The intriguing evolutionary history of the massive black hole X-ray binary M33 X-7

TL;DR

This paper presents a comprehensive evolutionary model for the massive black hole X-ray binary M33 X-7, explaining its unique properties through a detailed stellar evolution scenario consistent with all observations.

Contribution

The study introduces the first evolutionary scenario that accounts for all observed features of M33 X-7, including its high masses, tight orbit, and underluminous companion.

Findings

Proposed initial binary configuration with 85-99 Msun primary and 28-32 Msun companion.

Mass transfer and stellar wind processes explain current black hole and companion star masses.

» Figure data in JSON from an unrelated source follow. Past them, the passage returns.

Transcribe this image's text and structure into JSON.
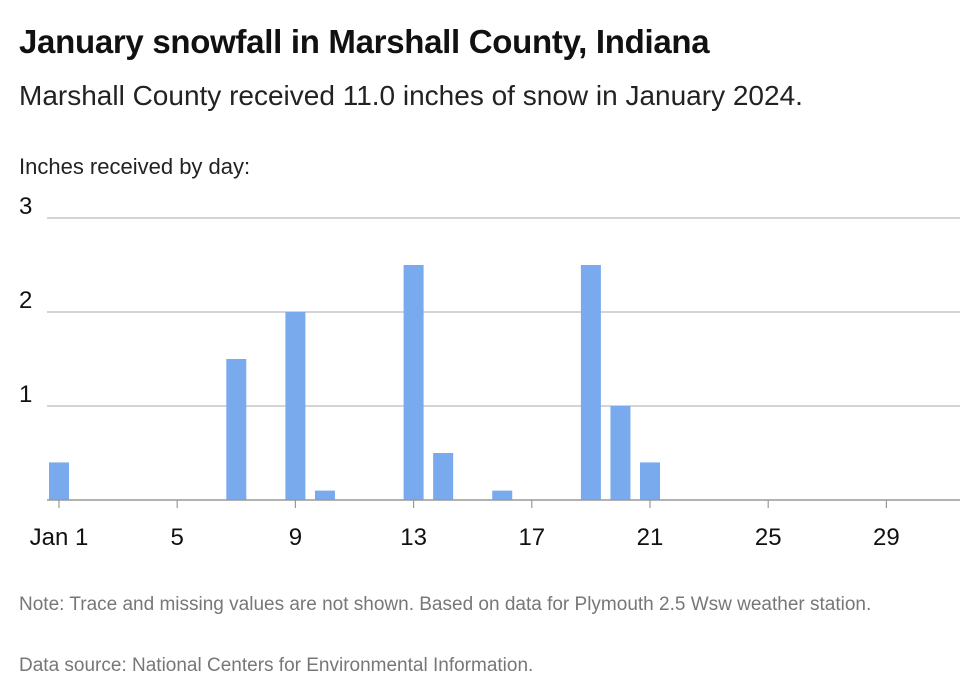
{
  "header": {
    "title": "January snowfall in Marshall County, Indiana",
    "subtitle": "Marshall County received 11.0 inches of snow in January 2024."
  },
  "footer": {
    "note": "Note: Trace and missing values are not shown. Based on data for Plymouth 2.5 Wsw weather station.",
    "source": "Data source: National Centers for Environmental Information."
  },
  "colors": {
    "bar": "#7aaaee",
    "gridline": "#bbbbbb",
    "baseline": "#999999",
    "text": "#111111"
  },
  "chart_data": {
    "type": "bar",
    "title": "January snowfall in Marshall County, Indiana",
    "subtitle": "Marshall County received 11.0 inches of snow in January 2024.",
    "ylabel": "Inches received by day:",
    "xlabel": "",
    "ylim": [
      0,
      3
    ],
    "yticks": [
      1,
      2,
      3
    ],
    "xlim": [
      1,
      31
    ],
    "xticks": [
      {
        "day": 1,
        "label": "Jan 1"
      },
      {
        "day": 5,
        "label": "5"
      },
      {
        "day": 9,
        "label": "9"
      },
      {
        "day": 13,
        "label": "13"
      },
      {
        "day": 17,
        "label": "17"
      },
      {
        "day": 21,
        "label": "21"
      },
      {
        "day": 25,
        "label": "25"
      },
      {
        "day": 29,
        "label": "29"
      }
    ],
    "grid": true,
    "legend": "none",
    "points": [
      {
        "day": 1,
        "value": 0.4
      },
      {
        "day": 7,
        "value": 1.5
      },
      {
        "day": 9,
        "value": 2.0
      },
      {
        "day": 10,
        "value": 0.1
      },
      {
        "day": 13,
        "value": 2.5
      },
      {
        "day": 14,
        "value": 0.5
      },
      {
        "day": 16,
        "value": 0.1
      },
      {
        "day": 19,
        "value": 2.5
      },
      {
        "day": 20,
        "value": 1.0
      },
      {
        "day": 21,
        "value": 0.4
      }
    ]
  }
}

Model aligns with observed orbital period and underluminosity of the companion star.

Abstract

Black hole (BH) X-ray binaries (XRBs) are X-ray luminous binary systems comprising a BH accreting matter from a companion star. Understanding their origins sheds light on the still not well understood physics of BH formation. M33 X-7 hosts one of the most massive stellar-mass BH among all XRBs known to date, a 15.65 Msun BH orbiting a 70 Msun companion star in a 3.45 day orbit. The high masses of the two components and the tight orbit relative to the large H-rich stellar component challenge our understanding of the typically invoked BH-XRBs formation channels. The measured underluminosity of the optical component further complicates the picture. A solution to the evolutionary history of this system that can account for all its observed properties has yet to be presented, and here we propose the first scenario that is consistent with the complete set of current observational constraints. In our model, M33 X-7 started its life hosting a 85-99 Msun primary and a 28-32 Msun companion in a Keplerian orbit of 2.8-3.1 days. In order to form a BH of 15.65 Msun, the initially most massive component transferred part of its envelope to the companion star and lost the rest in a strong stellar wind. During this dynamically stable mass transfer phase the companion accreted matter, to become the presently underluminous 70 Msun star.